There is something almost pathetic in the fact that the birds remain forever the same. You grow old, your friends die or move to distant lands, events sweep on, and all things are changed. Yet there in your garden or orchard are the birds of your boyhood, the same notes, the same calls, and, to all intents and purposes, the identical birds endowed with perennial youth. The swallows, that built so far out of your reach beneath the eaves of your father’s barn, the same ones now squeak and chatter beneath the eaves of your barn. The warblers and shy wood-birds you pursued with such glee ever so many summers ago, and whose names you taught to some beloved youth who now, perchance, sleeps amid his native hills, no marks of time or change cling to them; and when you walk out to the strange woods, there they are, mocking you with their ever-renewed and joyous youth. The call of the high-holes, the whistle of the quail, the strong piercing note of the meadowlark, the drumming of the grouse,—how these sounds ignore the years, and strike on the ear with the melody of that springtime when the world was young, and life was all holiday and romance!
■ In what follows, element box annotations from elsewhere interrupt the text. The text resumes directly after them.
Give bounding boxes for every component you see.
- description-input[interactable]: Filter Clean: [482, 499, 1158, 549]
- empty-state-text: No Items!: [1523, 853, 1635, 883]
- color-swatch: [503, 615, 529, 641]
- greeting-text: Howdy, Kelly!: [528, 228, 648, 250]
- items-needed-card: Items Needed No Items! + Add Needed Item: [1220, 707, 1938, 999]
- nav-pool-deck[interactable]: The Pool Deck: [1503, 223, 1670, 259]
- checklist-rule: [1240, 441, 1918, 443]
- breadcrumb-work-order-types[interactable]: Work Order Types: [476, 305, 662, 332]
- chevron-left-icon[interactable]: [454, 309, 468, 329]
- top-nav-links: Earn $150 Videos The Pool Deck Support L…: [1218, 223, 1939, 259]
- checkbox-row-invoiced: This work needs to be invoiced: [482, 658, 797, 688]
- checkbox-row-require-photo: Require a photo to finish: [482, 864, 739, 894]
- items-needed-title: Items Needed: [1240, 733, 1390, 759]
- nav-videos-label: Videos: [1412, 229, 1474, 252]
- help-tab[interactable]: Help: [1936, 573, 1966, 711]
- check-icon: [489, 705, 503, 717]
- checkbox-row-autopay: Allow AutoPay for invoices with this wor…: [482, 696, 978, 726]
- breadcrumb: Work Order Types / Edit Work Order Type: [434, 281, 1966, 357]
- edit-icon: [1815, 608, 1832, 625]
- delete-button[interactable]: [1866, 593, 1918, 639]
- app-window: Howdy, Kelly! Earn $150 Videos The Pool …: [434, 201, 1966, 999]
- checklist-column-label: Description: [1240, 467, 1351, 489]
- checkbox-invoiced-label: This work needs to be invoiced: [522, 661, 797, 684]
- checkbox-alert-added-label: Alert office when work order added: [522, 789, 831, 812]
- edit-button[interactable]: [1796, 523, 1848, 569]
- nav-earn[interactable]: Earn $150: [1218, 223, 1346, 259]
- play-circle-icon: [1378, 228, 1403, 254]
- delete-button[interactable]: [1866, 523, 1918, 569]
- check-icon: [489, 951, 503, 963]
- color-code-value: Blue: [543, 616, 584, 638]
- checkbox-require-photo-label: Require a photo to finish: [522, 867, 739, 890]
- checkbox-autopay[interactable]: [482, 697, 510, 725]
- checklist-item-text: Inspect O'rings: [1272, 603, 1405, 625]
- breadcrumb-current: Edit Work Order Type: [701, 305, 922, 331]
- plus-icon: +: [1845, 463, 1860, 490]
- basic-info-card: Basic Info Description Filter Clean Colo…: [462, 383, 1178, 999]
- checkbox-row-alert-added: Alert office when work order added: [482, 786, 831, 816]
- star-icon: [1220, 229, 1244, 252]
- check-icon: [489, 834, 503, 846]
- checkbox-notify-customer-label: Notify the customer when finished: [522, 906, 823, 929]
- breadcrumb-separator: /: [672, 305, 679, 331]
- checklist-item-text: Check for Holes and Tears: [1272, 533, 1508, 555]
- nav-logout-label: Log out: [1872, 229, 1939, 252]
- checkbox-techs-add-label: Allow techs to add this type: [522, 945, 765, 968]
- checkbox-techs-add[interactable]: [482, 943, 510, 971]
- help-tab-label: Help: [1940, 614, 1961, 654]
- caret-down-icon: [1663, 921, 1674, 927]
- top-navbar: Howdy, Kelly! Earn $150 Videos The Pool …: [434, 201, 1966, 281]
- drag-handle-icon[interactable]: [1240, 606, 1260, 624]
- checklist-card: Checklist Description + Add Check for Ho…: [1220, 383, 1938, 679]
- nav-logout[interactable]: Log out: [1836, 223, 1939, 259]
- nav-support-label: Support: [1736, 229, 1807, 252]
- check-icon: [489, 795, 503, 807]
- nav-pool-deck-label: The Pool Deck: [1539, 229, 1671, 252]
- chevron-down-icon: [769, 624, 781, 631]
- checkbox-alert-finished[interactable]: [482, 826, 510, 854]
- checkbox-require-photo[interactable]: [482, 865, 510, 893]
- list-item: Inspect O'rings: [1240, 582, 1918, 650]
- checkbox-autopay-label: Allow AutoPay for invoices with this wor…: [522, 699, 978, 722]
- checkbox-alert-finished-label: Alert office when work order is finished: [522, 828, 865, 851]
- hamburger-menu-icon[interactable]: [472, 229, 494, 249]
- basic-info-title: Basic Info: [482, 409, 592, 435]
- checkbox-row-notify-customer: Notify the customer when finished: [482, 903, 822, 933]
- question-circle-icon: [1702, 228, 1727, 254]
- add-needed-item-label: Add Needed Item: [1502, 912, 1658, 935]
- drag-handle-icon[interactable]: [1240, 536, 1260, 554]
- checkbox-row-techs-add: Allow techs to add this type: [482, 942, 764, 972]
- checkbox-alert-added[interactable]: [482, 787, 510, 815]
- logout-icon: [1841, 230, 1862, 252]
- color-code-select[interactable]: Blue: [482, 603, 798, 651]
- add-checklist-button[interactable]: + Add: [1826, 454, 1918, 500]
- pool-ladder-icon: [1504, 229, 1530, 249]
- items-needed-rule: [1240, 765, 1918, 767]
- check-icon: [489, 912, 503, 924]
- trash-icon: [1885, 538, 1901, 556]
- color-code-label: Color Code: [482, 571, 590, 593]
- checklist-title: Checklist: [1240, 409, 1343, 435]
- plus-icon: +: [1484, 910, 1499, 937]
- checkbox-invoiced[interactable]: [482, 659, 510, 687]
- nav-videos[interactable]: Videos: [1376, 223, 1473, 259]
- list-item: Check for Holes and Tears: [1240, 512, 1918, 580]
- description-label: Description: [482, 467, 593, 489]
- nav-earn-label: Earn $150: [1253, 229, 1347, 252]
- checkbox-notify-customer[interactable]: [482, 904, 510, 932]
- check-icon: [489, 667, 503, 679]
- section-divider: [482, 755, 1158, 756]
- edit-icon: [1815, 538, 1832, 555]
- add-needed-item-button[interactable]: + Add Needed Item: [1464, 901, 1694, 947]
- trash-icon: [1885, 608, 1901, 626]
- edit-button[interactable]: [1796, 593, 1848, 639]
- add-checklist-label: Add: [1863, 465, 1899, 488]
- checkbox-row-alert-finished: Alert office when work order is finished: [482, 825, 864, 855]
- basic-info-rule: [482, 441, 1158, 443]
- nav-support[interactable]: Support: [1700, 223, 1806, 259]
During any unusual tension of the feelings or emotions, how the note or song of a single bird will sink into the memory, and become inseparably associated with your grief or joy! Shall I ever again be able to hear the song of the oriole without being pierced through and through? Can it ever be other than a dirge for the dead to me? Day after day, and week after week, this bird whistled and warbled in a mulberry by the door, while sorrow, like a pall, darkened my day. So loud and persistent was the singer that his note teased and worried my excited ear.
“Hearken to yon pine warbler,
Singing aloft in the tree!
Hearest thou, O traveler!
What he singeth to me?
“Not unless God made sharp
thine ear
With sorrow such as mine,
Out of that delicate lay couldst thou
Its heavy tale divine.”
It is the opinion of some naturalists that birds never die what is called a natural death, but come to their end by some murderous or accidental means; yet I have found sparrows and vireos in the fields and woods dead or dying, that bore no marks of violence; and I remember that once in my childhood a redbird fell down in the yard exhausted, and was brought in by the girl; its bright scarlet image is indelibly stamped upon my recollection. It is not known that birds have any distempers like the domestic fowls, but I saw a social sparrow one day quite disabled by some curious malady that suggested a disease that sometimes attacks poultry; one eye was nearly put out by a scrofulous-looking sore, and on the last joint of one wing there was a large tumorous or fungous growth that crippled the bird completely. On another occasion I picked up one that appeared well, but could not keep its centre of gravity when in flight, and so fell to the ground.